Later this week, I'm actually attending another Tuck-sponsored conference, put on by the Center on Business and Society (website). In this instance again, I'm invited/eligible to attend simply because I'm a TP (Tuck Partner). I work full-time in development and philanthropy, so social impact and creating measurable social change is central so what I do for a living -- this conference's topics should also be right up my alley!
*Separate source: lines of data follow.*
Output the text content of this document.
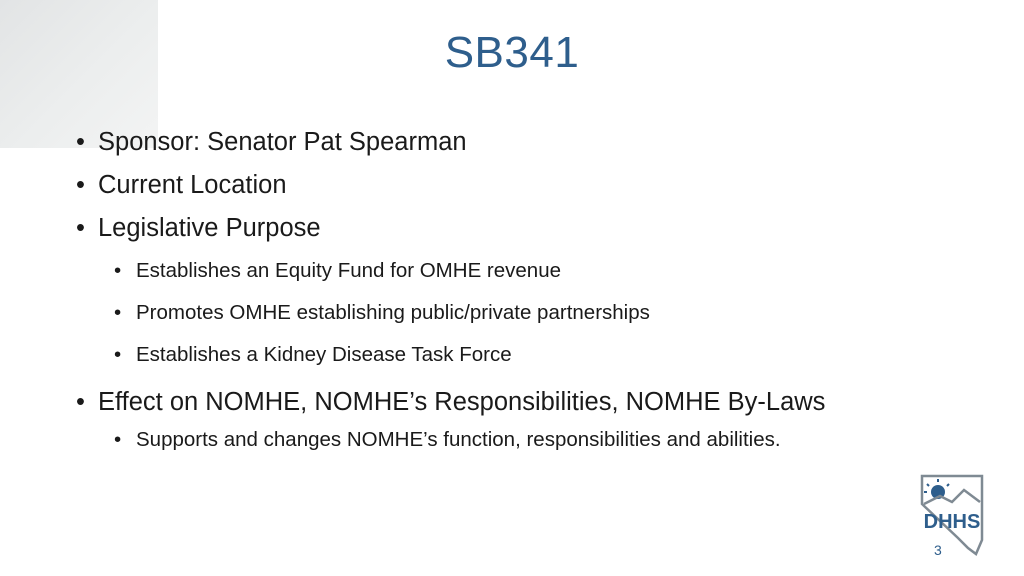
SB341
• Sponsor: Senator Pat Spearman
• Current Location
• Legislative Purpose
• Establishes an Equity Fund for OMHE revenue
• Promotes OMHE establishing public/private partnerships
• Establishes a Kidney Disease Task Force
• Effect on NOMHE, NOMHE’s Responsibilities, NOMHE By-Laws
• Supports and changes NOMHE’s function, responsibilities and abilities.
DHHS
3
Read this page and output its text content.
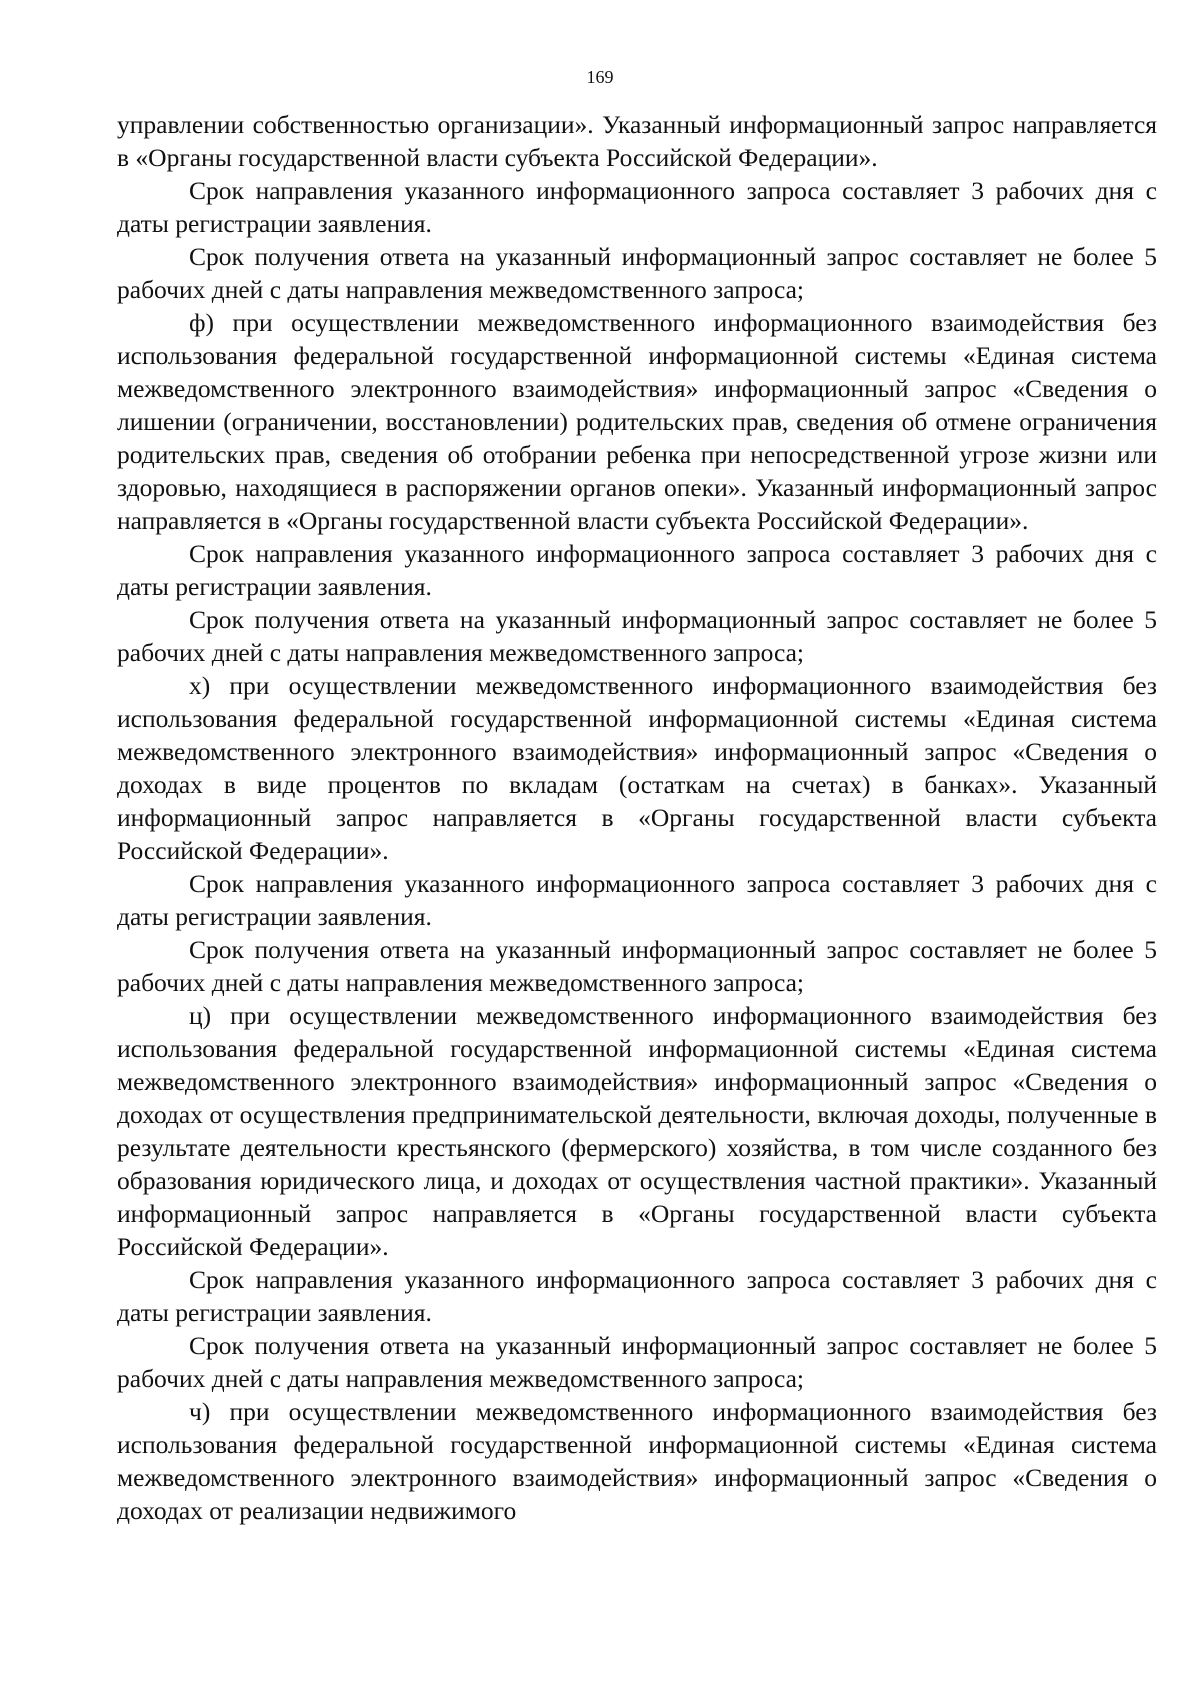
169

управлении собственностью организации». Указанный информационный запрос направляется в «Органы государственной власти субъекта Российской Федерации».

Срок направления указанного информационного запроса составляет 3 рабочих дня с даты регистрации заявления.

Срок получения ответа на указанный информационный запрос составляет не более 5 рабочих дней с даты направления межведомственного запроса;

ф) при осуществлении межведомственного информационного взаимодействия без использования федеральной государственной информационной системы «Единая система межведомственного электронного взаимодействия» информационный запрос «Сведения о лишении (ограничении, восстановлении) родительских прав, сведения об отмене ограничения родительских прав, сведения об отобрании ребенка при непосредственной угрозе жизни или здоровью, находящиеся в распоряжении органов опеки». Указанный информационный запрос направляется в «Органы государственной власти субъекта Российской Федерации».

Срок направления указанного информационного запроса составляет 3 рабочих дня с даты регистрации заявления.

Срок получения ответа на указанный информационный запрос составляет не более 5 рабочих дней с даты направления межведомственного запроса;

х) при осуществлении межведомственного информационного взаимодействия без использования федеральной государственной информационной системы «Единая система межведомственного электронного взаимодействия» информационный запрос «Сведения о доходах в виде процентов по вкладам (остаткам на счетах) в банках». Указанный информационный запрос направляется в «Органы государственной власти субъекта Российской Федерации».

Срок направления указанного информационного запроса составляет 3 рабочих дня с даты регистрации заявления.

Срок получения ответа на указанный информационный запрос составляет не более 5 рабочих дней с даты направления межведомственного запроса;

ц) при осуществлении межведомственного информационного взаимодействия без использования федеральной государственной информационной системы «Единая система межведомственного электронного взаимодействия» информационный запрос «Сведения о доходах от осуществления предпринимательской деятельности, включая доходы, полученные в результате деятельности крестьянского (фермерского) хозяйства, в том числе созданного без образования юридического лица, и доходах от осуществления частной практики». Указанный информационный запрос направляется в «Органы государственной власти субъекта Российской Федерации».

Срок направления указанного информационного запроса составляет 3 рабочих дня с даты регистрации заявления.

Срок получения ответа на указанный информационный запрос составляет не более 5 рабочих дней с даты направления межведомственного запроса;

ч) при осуществлении межведомственного информационного взаимодействия без использования федеральной государственной информационной системы «Единая система межведомственного электронного взаимодействия» информационный запрос «Сведения о доходах от реализации недвижимого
Taking advantage of speakers on Tuck's campus is just one way that TPs can tap into academic/learning opportunities happening at Tuck. Many, many TPs audit a class (or several) during their time in Hanover. Some go above and beyond what's typically required of auditors, and join teams of students and participate fully in final projects and presentations to classmates and professors. I know of at least one partner who joined a group of students' First Year Project (FYP) -- the culminating experience of the first year of curriculum for Tuck students (link to article). That group ended up winning $25,000 in funding at the annual Dartmouth Ventures conference last year (also put on through the aforementioned Center for Private Equity), and they're still together and competing for more funds this year. Partners can participate in Tuck clubs (for example, female partners can take part in Women in Business activities). There are also less formal learning opportunities being organized all the time (most recently, I heard of efforts to organize a language exchange program for students and partners, leveraging the many languages and cultures coalescing on Tuck's campus).
Not having attended other business schools, I can't speak to whether opportunities like these are available to spouses/significant others across all the schools you might be considering. I can say, however, that Tuck welcoming partners in these ways has made an enormous difference in my experience as the partner of a business school student. Incorporating partners like this also has a significant effect (in my opinion) on Tuck's overall culture, which I've found to be incredibly inclusive and collaborative, and one that considers all perspectives valuable--both in and oustide the classroom.